The Rise of the Rest of Us

19Apr

The Rise of the Rest of Us – How Middle-Weight Cities Can Rebuild America

America is crumbling and it needs to be rebuilt.  In their book “The New Localism”, Bruce Katz and Jeremy Nowak make the case that it will be the middle-weight cities that will lead the way in rebuilding our country, and I agree completely.

I entitled this blog “The Rise of the Rest of Us,” because so much of our national news and federal government’s attention is on the heavy-weight cities, like New York, Los Angeles, Chicago, Boston and San Francisco, with Seattle trying to fight above its weight.  These cities are entrenched in a zero-sum extreme partisan struggle over societal challenges, where the only possible hope is to mitigate consequences rather than solve the problems.  

Ever growing big city budgets are consistently outpaced by the increasing cost of various societal needs and, as described by Katz and Nowak, these big cities all lack certain attributes and types of capital necessary to adequately address these needs and create a place where all people can earn, learn and belong.  I have bucketted the various types of capital needed, in order of priority, as Community Capital, Social Capital and Economic Capital.

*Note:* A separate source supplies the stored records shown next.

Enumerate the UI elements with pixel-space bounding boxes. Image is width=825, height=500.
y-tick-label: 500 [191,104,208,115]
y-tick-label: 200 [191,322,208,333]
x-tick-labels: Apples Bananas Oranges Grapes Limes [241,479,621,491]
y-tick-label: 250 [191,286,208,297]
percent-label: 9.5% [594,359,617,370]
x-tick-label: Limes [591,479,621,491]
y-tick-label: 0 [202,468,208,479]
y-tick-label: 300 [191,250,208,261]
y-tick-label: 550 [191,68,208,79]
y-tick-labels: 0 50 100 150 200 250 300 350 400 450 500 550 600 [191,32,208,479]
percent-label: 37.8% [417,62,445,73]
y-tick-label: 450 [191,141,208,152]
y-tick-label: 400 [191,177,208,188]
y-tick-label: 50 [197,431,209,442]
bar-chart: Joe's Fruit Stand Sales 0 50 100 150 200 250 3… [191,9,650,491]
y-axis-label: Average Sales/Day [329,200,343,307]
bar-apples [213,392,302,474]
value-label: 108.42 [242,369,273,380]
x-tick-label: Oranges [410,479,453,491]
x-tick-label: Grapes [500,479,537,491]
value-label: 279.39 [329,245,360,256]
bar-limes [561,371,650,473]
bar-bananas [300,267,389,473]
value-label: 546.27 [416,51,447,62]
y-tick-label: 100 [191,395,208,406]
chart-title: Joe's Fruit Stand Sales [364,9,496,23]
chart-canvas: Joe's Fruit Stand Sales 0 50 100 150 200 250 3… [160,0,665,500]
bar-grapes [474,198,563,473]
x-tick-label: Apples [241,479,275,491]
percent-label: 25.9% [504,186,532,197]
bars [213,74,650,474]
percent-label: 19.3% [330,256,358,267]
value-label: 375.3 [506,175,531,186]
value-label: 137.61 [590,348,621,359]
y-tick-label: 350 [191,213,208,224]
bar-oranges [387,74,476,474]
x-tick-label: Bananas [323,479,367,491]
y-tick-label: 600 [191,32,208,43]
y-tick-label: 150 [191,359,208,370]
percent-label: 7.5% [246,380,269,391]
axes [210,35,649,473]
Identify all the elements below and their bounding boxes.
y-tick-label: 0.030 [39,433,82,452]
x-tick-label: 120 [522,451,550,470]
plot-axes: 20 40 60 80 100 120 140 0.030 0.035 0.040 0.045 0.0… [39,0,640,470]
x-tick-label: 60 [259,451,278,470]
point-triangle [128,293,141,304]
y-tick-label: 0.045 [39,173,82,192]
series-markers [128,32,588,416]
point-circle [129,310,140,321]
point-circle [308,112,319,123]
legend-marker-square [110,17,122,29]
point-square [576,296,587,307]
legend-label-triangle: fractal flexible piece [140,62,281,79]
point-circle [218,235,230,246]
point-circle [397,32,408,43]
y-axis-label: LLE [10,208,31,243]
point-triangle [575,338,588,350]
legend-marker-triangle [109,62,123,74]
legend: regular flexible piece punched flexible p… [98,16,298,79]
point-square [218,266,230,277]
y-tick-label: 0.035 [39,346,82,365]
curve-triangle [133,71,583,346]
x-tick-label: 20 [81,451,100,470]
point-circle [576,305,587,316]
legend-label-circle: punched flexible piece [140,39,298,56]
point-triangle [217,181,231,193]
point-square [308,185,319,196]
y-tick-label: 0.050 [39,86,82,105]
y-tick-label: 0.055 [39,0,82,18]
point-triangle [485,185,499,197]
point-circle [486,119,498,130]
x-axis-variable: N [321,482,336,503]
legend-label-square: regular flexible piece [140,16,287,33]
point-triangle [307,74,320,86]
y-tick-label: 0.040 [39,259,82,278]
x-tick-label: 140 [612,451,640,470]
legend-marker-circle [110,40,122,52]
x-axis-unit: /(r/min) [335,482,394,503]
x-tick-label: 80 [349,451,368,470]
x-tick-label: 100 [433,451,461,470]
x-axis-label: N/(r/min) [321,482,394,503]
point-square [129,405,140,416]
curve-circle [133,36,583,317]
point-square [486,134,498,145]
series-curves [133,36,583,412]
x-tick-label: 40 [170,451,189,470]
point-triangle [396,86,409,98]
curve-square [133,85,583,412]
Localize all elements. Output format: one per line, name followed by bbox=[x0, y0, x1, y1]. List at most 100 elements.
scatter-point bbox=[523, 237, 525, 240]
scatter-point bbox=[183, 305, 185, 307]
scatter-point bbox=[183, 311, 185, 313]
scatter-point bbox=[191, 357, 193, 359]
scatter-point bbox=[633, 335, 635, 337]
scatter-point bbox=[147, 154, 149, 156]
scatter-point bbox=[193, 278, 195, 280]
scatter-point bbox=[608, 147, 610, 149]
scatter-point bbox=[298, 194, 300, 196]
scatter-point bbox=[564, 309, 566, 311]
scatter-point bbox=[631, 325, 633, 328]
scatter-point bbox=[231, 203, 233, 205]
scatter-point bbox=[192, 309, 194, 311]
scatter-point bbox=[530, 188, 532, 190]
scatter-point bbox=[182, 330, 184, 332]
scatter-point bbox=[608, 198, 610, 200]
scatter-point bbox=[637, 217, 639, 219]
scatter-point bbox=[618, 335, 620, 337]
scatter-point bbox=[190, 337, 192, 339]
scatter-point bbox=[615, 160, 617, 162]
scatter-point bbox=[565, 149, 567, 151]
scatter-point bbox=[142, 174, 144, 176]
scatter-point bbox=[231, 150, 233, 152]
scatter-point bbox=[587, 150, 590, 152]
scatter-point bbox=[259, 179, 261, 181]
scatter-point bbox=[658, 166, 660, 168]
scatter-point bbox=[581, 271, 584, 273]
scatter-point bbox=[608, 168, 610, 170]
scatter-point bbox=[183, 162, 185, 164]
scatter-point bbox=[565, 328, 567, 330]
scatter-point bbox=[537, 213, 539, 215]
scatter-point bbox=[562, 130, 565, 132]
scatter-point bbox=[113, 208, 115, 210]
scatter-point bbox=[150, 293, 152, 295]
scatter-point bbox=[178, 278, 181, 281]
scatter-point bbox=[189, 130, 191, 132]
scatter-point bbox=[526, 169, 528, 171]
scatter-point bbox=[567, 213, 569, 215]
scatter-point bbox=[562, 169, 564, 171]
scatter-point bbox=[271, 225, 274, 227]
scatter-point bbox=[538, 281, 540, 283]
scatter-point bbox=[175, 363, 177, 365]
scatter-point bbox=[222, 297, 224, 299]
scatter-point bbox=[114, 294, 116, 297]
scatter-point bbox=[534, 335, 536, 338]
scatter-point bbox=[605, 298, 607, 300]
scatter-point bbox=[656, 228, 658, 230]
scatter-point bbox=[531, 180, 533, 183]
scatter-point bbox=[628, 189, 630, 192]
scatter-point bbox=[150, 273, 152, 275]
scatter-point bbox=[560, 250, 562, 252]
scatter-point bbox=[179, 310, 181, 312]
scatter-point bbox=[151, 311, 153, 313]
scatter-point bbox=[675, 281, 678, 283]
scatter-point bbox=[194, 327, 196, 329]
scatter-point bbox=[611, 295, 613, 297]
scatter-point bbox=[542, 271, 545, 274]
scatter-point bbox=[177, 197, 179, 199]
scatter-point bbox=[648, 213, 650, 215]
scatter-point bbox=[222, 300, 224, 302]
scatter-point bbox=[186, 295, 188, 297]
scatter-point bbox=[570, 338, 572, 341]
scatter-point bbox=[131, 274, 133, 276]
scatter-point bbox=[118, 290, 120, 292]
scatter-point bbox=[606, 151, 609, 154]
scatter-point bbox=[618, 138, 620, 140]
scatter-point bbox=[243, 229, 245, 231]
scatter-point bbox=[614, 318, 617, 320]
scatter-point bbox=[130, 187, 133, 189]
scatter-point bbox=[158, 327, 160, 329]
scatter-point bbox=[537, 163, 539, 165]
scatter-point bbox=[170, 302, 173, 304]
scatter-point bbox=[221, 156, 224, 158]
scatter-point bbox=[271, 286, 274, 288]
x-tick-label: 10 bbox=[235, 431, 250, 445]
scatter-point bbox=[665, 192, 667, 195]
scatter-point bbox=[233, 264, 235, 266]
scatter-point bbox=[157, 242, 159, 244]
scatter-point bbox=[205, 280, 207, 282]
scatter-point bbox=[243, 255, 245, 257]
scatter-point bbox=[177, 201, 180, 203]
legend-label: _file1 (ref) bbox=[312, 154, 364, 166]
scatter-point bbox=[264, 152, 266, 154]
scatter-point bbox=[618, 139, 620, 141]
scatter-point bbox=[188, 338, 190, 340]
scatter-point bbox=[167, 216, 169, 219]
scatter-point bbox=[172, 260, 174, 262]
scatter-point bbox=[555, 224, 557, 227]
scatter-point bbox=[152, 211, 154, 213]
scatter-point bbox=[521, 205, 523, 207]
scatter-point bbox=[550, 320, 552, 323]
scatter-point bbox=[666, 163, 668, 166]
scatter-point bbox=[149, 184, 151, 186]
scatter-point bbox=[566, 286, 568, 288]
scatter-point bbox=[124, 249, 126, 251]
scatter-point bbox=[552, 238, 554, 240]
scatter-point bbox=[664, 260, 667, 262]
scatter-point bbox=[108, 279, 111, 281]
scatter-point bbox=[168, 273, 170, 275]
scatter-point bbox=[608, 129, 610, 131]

Big cities are simply too big and too disjointed to possess or effectively exercise the needed capital.  

In contrast, middle-weight cities populated by the rest of us, cities like Sioux Falls, SD, Spokane, WA and Tucson, AZ and many others, have all three types of capital in abundance.  The size of these cities has allowed them to remain agile and connected, and they are well suited to organize and unleash all three types of capital for the betterment of our society.  Let’s focus on Community Capital.

Katz and Novak write that: “…the dynamism of the US Economy comes from the wide swath of middle-weight cities across the Nation. This broader base of metropolitan economies creates more flexibility and diversification for the US economy as a whole. It can be one of America’s greatest advantages but only if we invest accordingly. Enhancing the value of those middle-weight cities will be decisive for the American economy in the future.”  Enhancing the value of these cities starts by moving away from the top-down policy arguments from the state and federal level, and instead moving toward and embracing the ideal of local reinvention. 

Community Capital is required for local reinvention because it depends on a higher level of social cohesion.  Community Capital means there is a strong base of people who have a moral consensus on the value of community and strive to include everyone in the opportunity to earn and learn and feel welcomed to enjoy and contribute to the aesthetics and resources of the city. In other words, there is a very strong stewardship of the city’s resources to build a vibrant civil life for all. Without a strong sense of common values and a commitment to building community, all the social empathy and money in the world will not solve problems or move humanity forward.  

Community Capital is essential to problem solving because it strives to be inclusive, and thereby generates an abundant amount of new problem solvers who are aligned on the value and social cohesion of their community and want to maximize their contributions to the betterment of their community. 

Community Capital remains strong in middle weight cities, and it empowers the citizenry to use the kind of innovative problem solving that Katz and Nowak believe is much more productive than the uniformity of policy making, because “it adapts the risk-taking attitude of individual entrepreneurs and investors to the collective sphere. It is experimental and tolerant of failure.”   It is in the local realm where the immediacy of the spirit to innovate, try, fail and try something else continues to move humanity forward. 

Katz and Nowak state that another advantage these cities have is how they are “multidisciplinary in focus and collaborative in practice, enabling cities to leverage the expertise and experience of disparate sectors and diverse sets of people.” This can only occur where an abundance of Community Capital is present and continuously cultivated.

Further, Katz and Nowak note how New Localism is “intensely focused on maximizing value for long term prosperity rather than short term private profit or political gain. Cities are not inclusively governments but represent broader networks of institutions and individuals – homeowners, universities, hospitals, philanthropies, private businesses, utilities- which are committed to and depend on the betterment of their place.”  In other words, all participants are all in it for the “we” and the “us”. That is Community Capital! 

Community Capital enables each middle-weight city to thrive on its own, but appreciating the real power of Community Capital comes from what Katz and Nowak describe as the new horizontal, rather than vertical, mechanism for societies to solve hard problems. They write that “Cities may be on their own, given the abdication of responsibility by national governments and states, but they are not alone.  Other cities are continuously inventing solutions that are ripe for replication and adaptation.” The problem solving and innovation is going to spread from middle- weight city to middle-weight city, thereby spreading the best of who we are, and the best of what we can be, across the nation.  

Citizens in middle-weight cities all across America face many of the same societal challenges and needs of the big cities.  But these citizens, strengthened by the bonds of Community Capital, are free to make decisions and innovations that build, protect and beautify our communities, drive local and national economies, educate children and change lives.  The answers, solutions, inventions, innovations, and cures are walking around among us every day, and it is in the rise of the rest of us that those efforts can be tried, applied, shared and learned. And if they fail, they will inspire us to try again.